Mr O’Mahony said the liquidator accepted that the directors of Pierse had acted honestly and not in a “cold, calculated or cynical” way. He agreed that the directors had invested €16 million of their own funds in the company to keep it going but he said: “It was throwing good money after bad.”
Mr O’Mahony outlined reasons why the liquidator believed the directors of Pierse should have known sooner it was being “too optimistic” about its future, before the company went bust, leaving a deficit of €212 million.
He also said, even if a €10 million payment from developer Gerry Gannon had been paid to the company, this would not have been enough to secure its future.
Pierse, he maintained, would not have incurred losses of €26.5 million if it had stopped trading in April 2009 instead of continuing to trade for more than a year longer.
“From the end of 2008, the writing was on the wall,” Mr O’Mahony claimed. “This company was insolvent for a long-time before it went into liquidation.”

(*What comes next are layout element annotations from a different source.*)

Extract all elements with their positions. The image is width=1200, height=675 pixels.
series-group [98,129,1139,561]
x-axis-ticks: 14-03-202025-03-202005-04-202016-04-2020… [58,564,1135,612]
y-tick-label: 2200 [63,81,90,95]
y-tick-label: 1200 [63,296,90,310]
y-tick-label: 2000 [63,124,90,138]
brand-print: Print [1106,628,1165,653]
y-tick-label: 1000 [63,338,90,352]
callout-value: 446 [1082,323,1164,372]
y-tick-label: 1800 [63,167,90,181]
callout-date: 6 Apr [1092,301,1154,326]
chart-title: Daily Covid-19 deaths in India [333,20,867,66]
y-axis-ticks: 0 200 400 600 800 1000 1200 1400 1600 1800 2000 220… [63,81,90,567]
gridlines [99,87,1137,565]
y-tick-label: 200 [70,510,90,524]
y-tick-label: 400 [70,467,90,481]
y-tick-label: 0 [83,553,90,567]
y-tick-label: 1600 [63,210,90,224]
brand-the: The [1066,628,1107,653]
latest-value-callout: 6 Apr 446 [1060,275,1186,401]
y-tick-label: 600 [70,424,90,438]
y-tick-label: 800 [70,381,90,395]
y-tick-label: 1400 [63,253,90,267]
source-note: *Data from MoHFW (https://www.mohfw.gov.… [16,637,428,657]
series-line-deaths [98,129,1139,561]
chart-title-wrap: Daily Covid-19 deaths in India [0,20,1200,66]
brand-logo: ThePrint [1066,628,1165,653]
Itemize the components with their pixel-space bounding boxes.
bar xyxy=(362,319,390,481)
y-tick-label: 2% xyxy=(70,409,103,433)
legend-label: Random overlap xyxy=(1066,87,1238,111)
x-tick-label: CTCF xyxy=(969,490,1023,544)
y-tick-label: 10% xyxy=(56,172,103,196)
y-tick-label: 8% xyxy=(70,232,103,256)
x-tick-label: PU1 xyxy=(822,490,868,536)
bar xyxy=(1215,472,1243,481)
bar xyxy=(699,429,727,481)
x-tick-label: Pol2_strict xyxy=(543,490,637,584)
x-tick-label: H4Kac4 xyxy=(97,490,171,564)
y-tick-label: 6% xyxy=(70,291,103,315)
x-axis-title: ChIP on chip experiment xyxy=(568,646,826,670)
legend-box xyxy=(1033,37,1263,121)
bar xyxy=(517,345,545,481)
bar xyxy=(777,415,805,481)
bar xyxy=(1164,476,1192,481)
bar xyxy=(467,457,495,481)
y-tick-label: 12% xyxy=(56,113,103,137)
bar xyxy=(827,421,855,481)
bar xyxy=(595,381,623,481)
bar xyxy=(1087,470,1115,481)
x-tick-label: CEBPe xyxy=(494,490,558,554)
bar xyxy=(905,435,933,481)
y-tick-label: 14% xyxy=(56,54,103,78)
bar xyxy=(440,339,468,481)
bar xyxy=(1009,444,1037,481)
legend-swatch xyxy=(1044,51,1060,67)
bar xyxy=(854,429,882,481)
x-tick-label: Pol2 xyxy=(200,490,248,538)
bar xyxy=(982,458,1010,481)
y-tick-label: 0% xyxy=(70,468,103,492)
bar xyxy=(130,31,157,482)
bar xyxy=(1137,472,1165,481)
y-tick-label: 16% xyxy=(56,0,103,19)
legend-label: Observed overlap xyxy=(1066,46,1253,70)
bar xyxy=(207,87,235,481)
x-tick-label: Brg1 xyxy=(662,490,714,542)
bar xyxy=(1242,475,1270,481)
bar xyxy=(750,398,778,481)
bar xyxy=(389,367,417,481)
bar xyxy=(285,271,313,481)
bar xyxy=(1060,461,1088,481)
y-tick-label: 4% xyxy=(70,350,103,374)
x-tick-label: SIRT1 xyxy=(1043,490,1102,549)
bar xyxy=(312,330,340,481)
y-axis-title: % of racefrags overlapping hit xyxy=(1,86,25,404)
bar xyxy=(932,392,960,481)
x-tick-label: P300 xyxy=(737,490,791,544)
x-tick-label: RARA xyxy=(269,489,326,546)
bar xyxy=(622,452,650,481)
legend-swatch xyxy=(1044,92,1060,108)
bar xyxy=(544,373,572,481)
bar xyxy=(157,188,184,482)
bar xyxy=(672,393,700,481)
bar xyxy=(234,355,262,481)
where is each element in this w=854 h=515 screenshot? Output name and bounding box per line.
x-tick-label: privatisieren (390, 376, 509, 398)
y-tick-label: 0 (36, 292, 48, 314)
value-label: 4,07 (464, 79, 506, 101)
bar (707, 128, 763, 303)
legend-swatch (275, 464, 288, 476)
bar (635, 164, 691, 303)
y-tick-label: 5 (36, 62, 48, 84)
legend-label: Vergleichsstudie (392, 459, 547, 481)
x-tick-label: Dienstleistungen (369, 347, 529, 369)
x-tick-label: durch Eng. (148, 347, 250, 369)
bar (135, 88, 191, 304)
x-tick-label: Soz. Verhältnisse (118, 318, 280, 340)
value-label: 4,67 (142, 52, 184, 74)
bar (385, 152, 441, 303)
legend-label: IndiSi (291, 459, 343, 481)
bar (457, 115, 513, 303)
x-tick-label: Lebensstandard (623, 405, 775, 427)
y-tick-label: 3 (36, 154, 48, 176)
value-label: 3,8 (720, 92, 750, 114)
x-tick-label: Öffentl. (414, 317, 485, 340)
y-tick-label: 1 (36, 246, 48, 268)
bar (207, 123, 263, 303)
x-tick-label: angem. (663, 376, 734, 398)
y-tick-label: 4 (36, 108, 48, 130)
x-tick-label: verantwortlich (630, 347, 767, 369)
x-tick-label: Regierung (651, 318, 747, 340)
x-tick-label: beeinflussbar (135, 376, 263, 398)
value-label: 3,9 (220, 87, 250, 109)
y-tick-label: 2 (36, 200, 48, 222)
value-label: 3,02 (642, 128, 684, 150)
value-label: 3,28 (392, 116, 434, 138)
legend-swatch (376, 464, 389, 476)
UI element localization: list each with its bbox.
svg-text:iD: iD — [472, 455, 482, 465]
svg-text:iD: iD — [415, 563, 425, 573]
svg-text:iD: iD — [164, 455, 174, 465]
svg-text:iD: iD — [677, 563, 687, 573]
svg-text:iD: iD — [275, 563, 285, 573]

Stephen Hanaphy, counsel for Pierse's former chief executive Charles Norbert 'Nobbie' O'Reilly, rejected this claim. He accused the liquidator of "cherry-picking" documents to present a "very selective" view of the facts that was "fundamentally flawed". He said the liquidator's analysis was done "with the benefit of hindsight" and the "benchmark" that Pierse's directors had acted with "extreme imprudence" was not reached. He said the directors had acted responsibly and relied in their decision-making on external and internal advice.
Fought hard
He said that Pierse’s accounts may have had a note of an “emphasis of matter” in them because of the “general uncertainty” during the financial crisis but they were not qualified. He said the company believed it could trade its way through the crisis, and had fought hard to win new business, and directors had paid out their own money to do so.
Brian Conroy, counsel for company chairman Ged Pierse, said his client had invested €8 million in the company, and was the second biggest creditor when it collapsed.
Mr Pierse, he noted, had also entered into a personal guarantee of €1 million in order to secure a project for the company in 2009 and had in the past seen Pierse trade through other downturns.
He said it was “pure exercise in hindsight” for the liquidator to claim an “informed section of the community” knew Ireland’s property bubble had burst in late 2008. He said this was not a view he believed that the Irish State held at the time, as if it had it would not have guaranteed its banks.
James Doherty, acting for non-executive director Kieran Duggan, also rejected Mr Coyle's claims. His response will continue today.